Because the new vaccine will be approved for emergency use only, countries must have an ongoing outbreak. But to meet WHO’s27 strict criteria for the 3-month “initial-use” period, they cannot have used mOPV2 in the same area for the past 12 weeks, because that would make it harder to assess how the vaccine is doing. The problem is that countries don’t have the luxury of waiting until the new vaccine is ready; when a new outbreak occurs, they must act immediately with mOPV2. This has resulted in a changing cast of candidate countries as GPEI has waited for WHO’s emergency use approval, originally expected this summer.
Countries must also approve emergency use of the vaccine and be able to monitor safety and efficacy, and they have to be able to transport any type 2 isolate to a reference lab for sequencing—fast—to determine whether it arose from the novel vaccine or past use of the monovalent vaccine. Liberia, the Republic of Congo, Sudan, and Egypt are now on the list, says Michel Zaffran, who is stepping down as head of GPEI at the end of the year.

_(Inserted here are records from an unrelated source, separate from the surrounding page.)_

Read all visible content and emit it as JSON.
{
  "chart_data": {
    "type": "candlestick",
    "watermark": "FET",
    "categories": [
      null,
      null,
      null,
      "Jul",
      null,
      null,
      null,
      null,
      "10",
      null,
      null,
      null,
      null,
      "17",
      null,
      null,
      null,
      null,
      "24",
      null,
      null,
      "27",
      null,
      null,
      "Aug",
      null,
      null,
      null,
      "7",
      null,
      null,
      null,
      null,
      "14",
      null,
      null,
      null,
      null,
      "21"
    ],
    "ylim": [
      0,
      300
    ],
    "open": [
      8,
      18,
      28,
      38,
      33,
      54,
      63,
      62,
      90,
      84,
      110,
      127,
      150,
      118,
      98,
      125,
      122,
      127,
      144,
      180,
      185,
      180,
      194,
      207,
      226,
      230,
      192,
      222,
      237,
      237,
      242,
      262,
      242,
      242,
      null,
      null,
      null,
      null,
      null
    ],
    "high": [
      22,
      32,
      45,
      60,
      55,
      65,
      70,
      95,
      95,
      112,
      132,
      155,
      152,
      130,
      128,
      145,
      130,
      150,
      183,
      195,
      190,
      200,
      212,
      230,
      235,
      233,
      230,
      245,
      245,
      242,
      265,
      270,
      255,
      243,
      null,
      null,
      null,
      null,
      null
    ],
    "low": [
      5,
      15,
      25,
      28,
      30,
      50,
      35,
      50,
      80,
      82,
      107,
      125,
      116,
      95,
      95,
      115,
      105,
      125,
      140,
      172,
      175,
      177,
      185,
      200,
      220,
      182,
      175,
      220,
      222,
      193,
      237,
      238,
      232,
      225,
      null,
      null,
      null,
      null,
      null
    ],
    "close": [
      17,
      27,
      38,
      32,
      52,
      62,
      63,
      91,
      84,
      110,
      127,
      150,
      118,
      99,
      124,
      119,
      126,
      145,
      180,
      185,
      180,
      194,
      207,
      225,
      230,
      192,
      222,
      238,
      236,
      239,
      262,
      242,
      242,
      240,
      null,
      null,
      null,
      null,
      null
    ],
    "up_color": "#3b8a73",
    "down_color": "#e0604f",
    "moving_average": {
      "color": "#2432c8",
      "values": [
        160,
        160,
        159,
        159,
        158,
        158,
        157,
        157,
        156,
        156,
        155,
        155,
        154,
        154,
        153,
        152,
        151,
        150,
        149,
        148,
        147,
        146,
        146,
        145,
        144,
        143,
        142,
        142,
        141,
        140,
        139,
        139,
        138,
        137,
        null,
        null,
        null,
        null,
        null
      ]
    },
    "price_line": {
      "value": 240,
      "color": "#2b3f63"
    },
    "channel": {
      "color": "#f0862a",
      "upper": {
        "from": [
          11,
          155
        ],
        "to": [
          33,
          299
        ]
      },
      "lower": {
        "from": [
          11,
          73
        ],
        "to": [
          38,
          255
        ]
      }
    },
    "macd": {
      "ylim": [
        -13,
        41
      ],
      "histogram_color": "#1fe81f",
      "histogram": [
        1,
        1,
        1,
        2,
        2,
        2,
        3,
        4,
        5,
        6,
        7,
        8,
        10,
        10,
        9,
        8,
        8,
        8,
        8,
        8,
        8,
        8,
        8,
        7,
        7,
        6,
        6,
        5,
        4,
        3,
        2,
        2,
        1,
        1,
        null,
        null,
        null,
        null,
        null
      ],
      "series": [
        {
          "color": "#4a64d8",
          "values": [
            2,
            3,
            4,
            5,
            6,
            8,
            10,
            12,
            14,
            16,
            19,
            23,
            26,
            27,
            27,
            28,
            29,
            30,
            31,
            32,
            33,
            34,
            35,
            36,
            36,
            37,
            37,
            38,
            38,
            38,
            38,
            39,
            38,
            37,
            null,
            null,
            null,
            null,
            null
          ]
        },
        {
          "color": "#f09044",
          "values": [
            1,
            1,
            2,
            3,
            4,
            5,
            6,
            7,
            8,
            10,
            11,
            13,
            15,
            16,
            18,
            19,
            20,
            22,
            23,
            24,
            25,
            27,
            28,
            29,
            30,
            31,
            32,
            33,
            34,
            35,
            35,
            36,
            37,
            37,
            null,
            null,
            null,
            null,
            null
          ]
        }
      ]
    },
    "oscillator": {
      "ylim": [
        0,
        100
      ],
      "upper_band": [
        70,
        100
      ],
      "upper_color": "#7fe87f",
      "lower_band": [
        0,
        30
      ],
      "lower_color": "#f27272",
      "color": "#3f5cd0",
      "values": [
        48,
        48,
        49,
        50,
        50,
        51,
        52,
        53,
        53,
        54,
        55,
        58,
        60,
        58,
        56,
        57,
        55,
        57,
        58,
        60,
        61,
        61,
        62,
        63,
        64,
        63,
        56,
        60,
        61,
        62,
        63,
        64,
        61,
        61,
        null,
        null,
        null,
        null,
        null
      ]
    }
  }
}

If safety continues to look good and nOPV2 seems to be more stable, “those would be positive signals to roll it out in a bigger way,” says John Vertefeuille, who leads polio efforts at CDC. GPEI expects to ramp up production to 600 million doses a year.
As high as hopes are for the new vaccine, the eradication program still faces perilous times. Cases of both wild and vaccine-derived virus were already shooting up in 2019, and the COVID-19 pandemic has only made things worse, as GPEI paused campaigns from March to July. Some countries have been slow to resume, giving the virus free rein to circulate and spark new outbreaks.
And even if nOPV2 works as planned, stopping outbreaks will be just as hard as it is with mOPV2, says Mark Pallansch, a polio expert at CDC. It depends on reaching enough children to boost population immunity high enough so the virus can no longer circulate—and countries with ongoing outbreaks have, by definition, been falling short. But even if the new vaccine doesn’t quash all vaccine-derived outbreaks, Pallansch says, “Hopefully, we will stop lighting new fires. That is the hope.”